Tapi satu hal yang kita lihat, ia tidak macam-macam. Ia polos. Ia tidak mengenakan atribut khas anak jalanan yang kadang membuat kita muak dan marah: rambut panjang, gimbal atau berjambul, tubuh kurus dan kotor. Kita lalu dikejutkan tingkah anak-anak muda lain yang melakukan aksi balap liar, yang juga dilakukan malam hari. Mereka berkumpul sambil menghidupkan mesin sepedamotor yang kasar dan meraung-raung. Setiap Sabtu malam hingga Minggu dinihari, mereka bahkan berani melakukan aksi itu dengan melawan arah. Andai seseorang sedang terburu-buru melintasi jalan untuk urusan genting, lalu muncul sepedamotor anak-anak berandal itu dengan kecepatan liar, betapa remuknya.
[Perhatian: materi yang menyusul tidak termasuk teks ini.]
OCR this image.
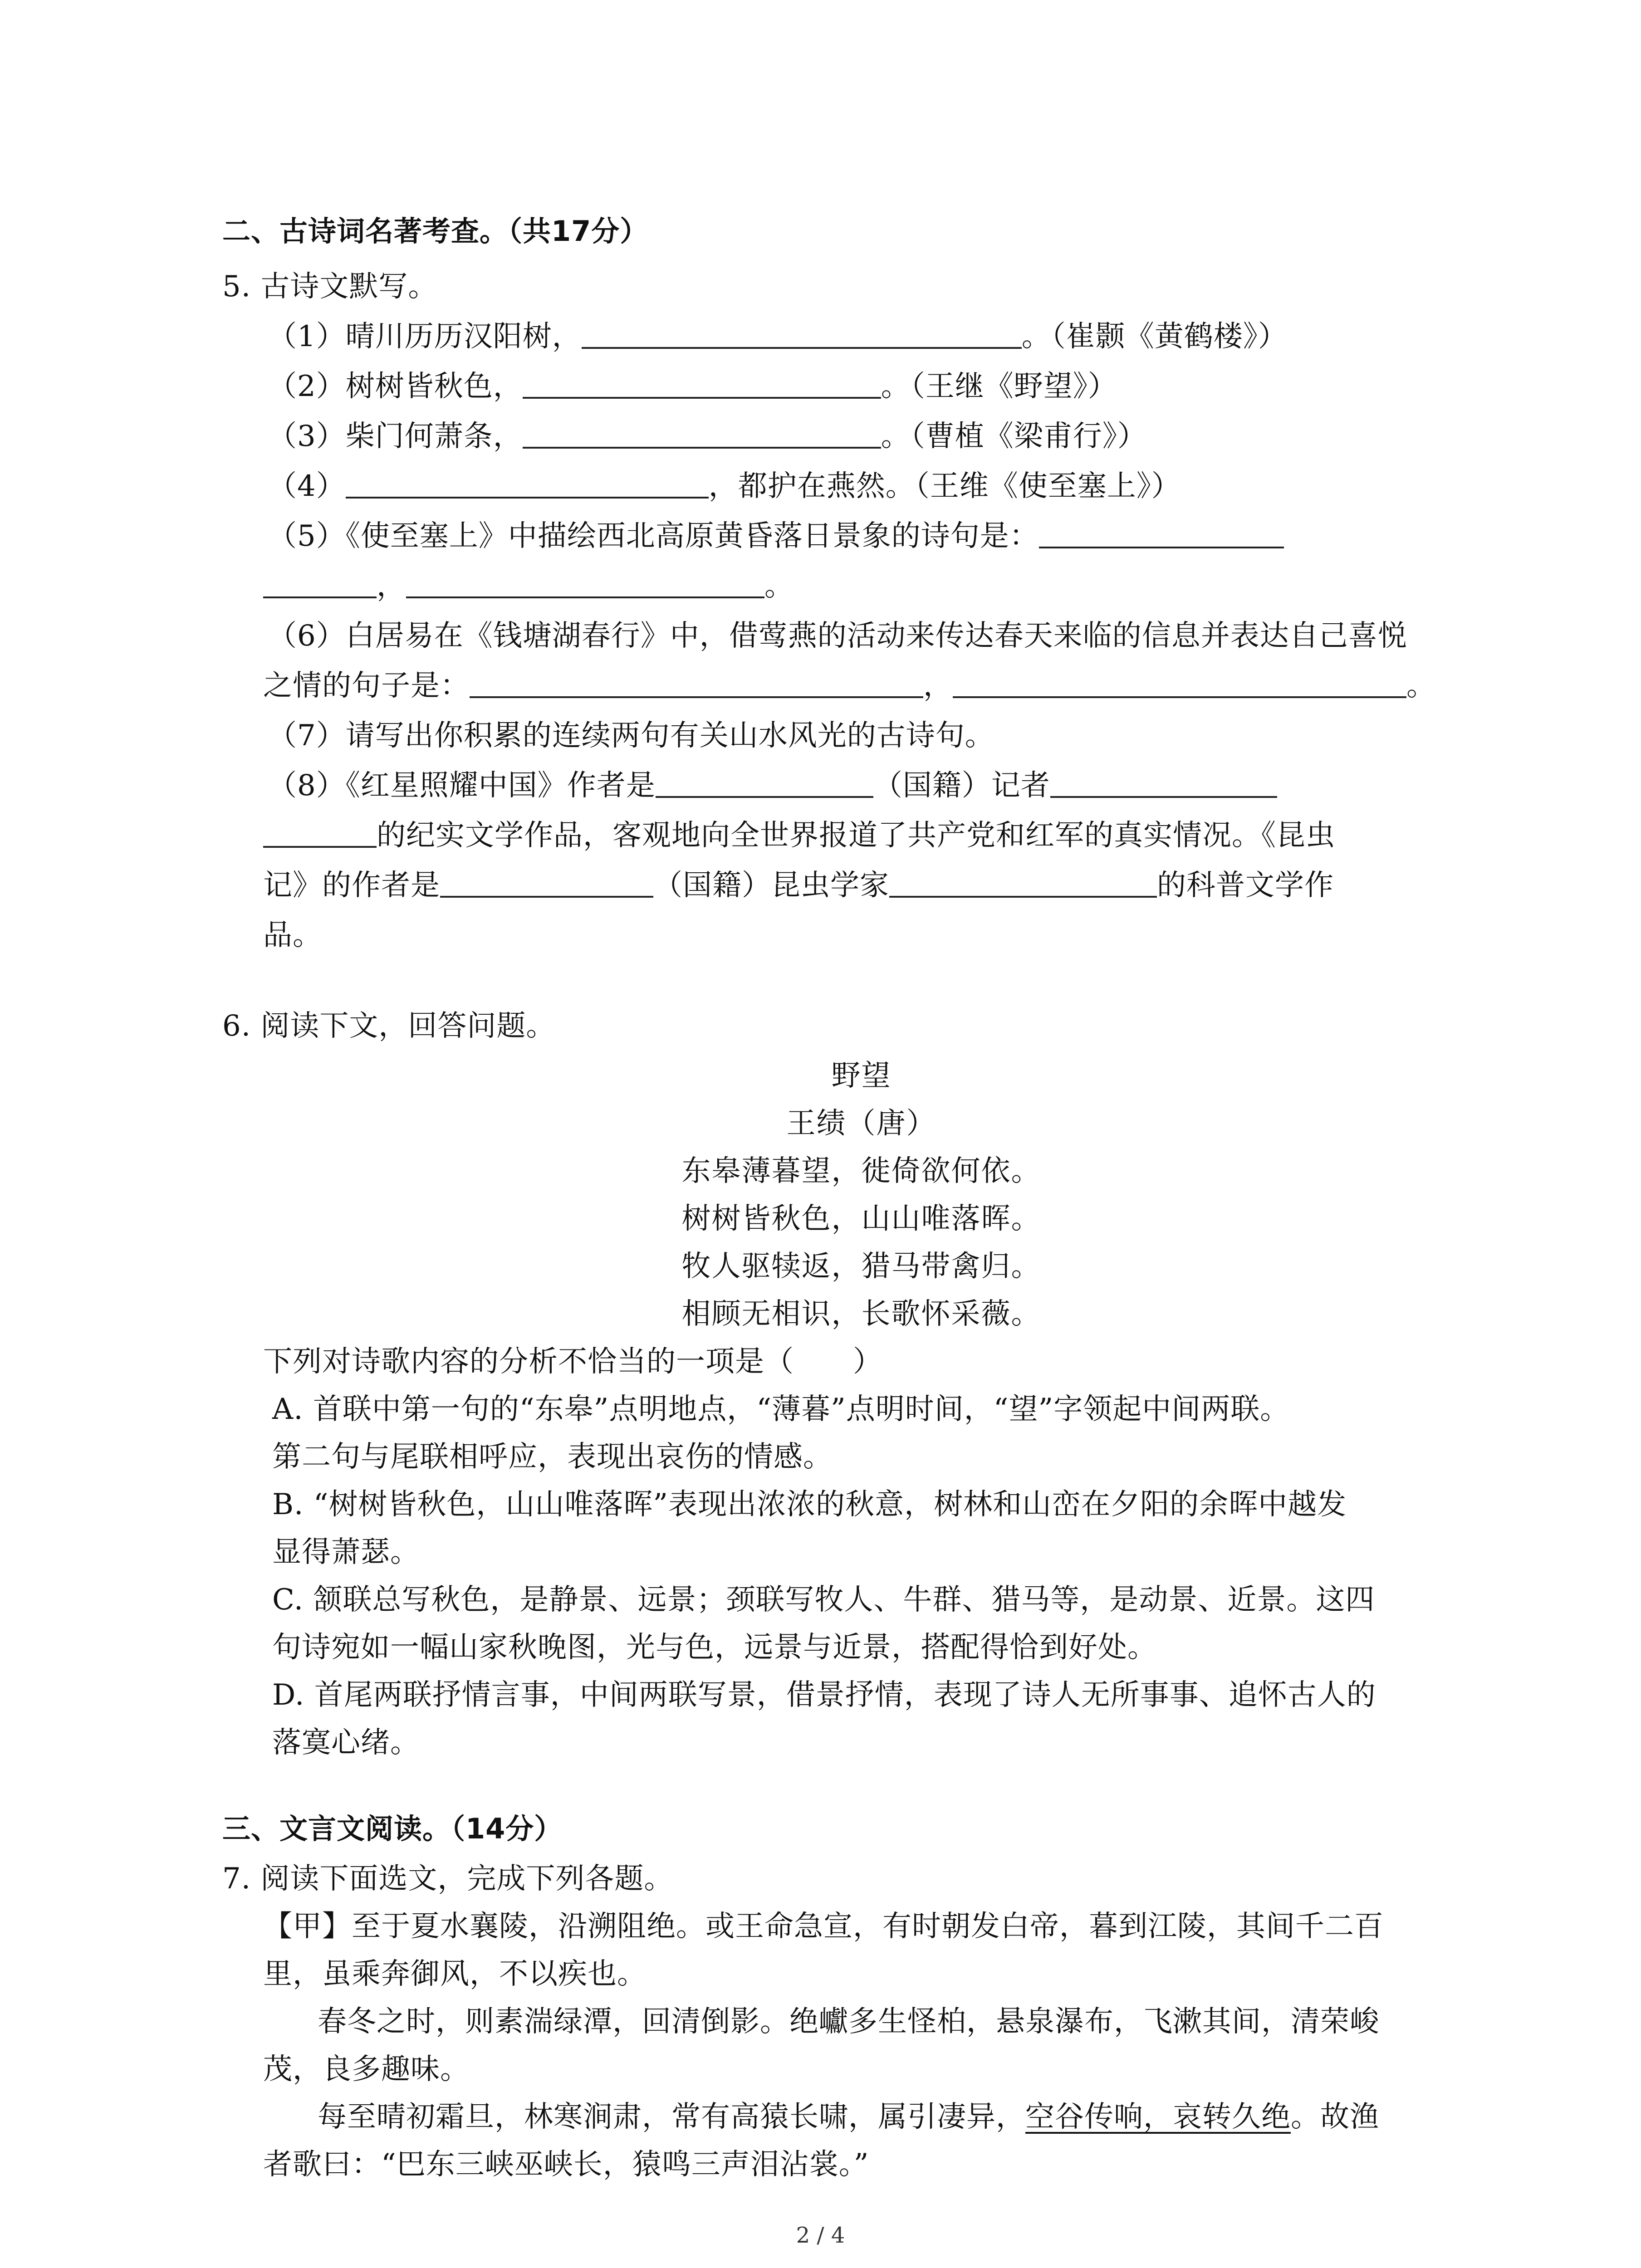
二、古诗词名著考查。（共17分）
5. 古诗文默写。
（1）晴川历历汉阳树，	。（崔颢《黄鹤楼》）
（2）树树皆秋色，	。（王继《野望》）
（3）柴门何萧条，	。（曹植《梁甫行》）
（4）	，都护在燕然。（王维《使至塞上》）
（5）《使至塞上》中描绘西北高原黄昏落日景象的诗句是：
，	。
（6）白居易在《钱塘湖春行》中，借莺燕的活动来传达春天来临的信息并表达自己喜悦
之情的句子是：	，	。
（7）请写出你积累的连续两句有关山水风光的古诗句。
（8）《红星照耀中国》作者是	（国籍）记者
的纪实文学作品，客观地向全世界报道了共产党和红军的真实情况。《昆虫
记》的作者是	（国籍）昆虫学家	的科普文学作
品。
6. 阅读下文，回答问题。
野望
王绩（唐）
东皋薄暮望，徙倚欲何依。
树树皆秋色，山山唯落晖。
牧人驱犊返，猎马带禽归。
相顾无相识，长歌怀采薇。
下列对诗歌内容的分析不恰当的一项是（　　）
A. 首联中第一句的“东皋”点明地点，“薄暮”点明时间，“望”字领起中间两联。
第二句与尾联相呼应，表现出哀伤的情感。
B. “树树皆秋色，山山唯落晖”表现出浓浓的秋意，树林和山峦在夕阳的余晖中越发
显得萧瑟。
C. 颔联总写秋色，是静景、远景；颈联写牧人、牛群、猎马等，是动景、近景。这四
句诗宛如一幅山家秋晚图，光与色，远景与近景，搭配得恰到好处。
D. 首尾两联抒情言事，中间两联写景，借景抒情，表现了诗人无所事事、追怀古人的
落寞心绪。
三、文言文阅读。（14分）
7. 阅读下面选文，完成下列各题。
【甲】至于夏水襄陵，沿溯阻绝。或王命急宣，有时朝发白帝，暮到江陵，其间千二百
里，虽乘奔御风，不以疾也。
春冬之时，则素湍绿潭，回清倒影。绝巘多生怪柏，悬泉瀑布，飞漱其间，清荣峻
茂，良多趣味。
每至晴初霜旦，林寒涧肃，常有高猿长啸，属引凄异，空谷传响，哀转久绝。故渔
者歌曰：“巴东三峡巫峡长，猿鸣三声泪沾裳。”
2 / 4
Betapa mengerikan bahaya yang ditimbulkannya.

Dan inilah cikal bakal munculnya geng-geng motor di berbagai tempat di Indonesia yang kini kian meresahkan dan sulit diatasi. Inilah bentuk kegagalan pendidikan terutama pendidikan karakter dalam keluarga. Faktor yang mendorong remaja berkumpul-kumpul, mungkin karena di kelompok itu mereka merasa nyaman, bisa mengekspresikan diri. Barangkali, mereka tidak mendapatkan rasa nyaman di rumah, dan lokasi balapan liar adalah realisasi kenyamanan yang dicari. Di mana-mana, seorang anak muda yang bermasalah secara psikologis, akan sangat mudah bergabung pada kelompok yang anti kultur. Dan di situ, mereka gampang tersulut dan dihasut.

Dua sisi kehidupan anak muda di atas adalah fakta, sebuah realitas sosial yang hari-hari ini bisa kita saksikan dan rasakan. Tapi sungguhkah situasi itu bisa kita rasakan? Di sinilah makna ‘fakta’ itu terselami. Fakta adalah sesuatu yang eksternal dan memaksa individu. Fakta menjauhkan kita dari sisi emosional, sebab terhadap fakta kita dimungkinkan melakukan kebaikan dan kejahatan. Kebaikan meluncur ketika kita ikut bersimpati dan berbuat untuk sebuah fakta yang menuntut campur tangan.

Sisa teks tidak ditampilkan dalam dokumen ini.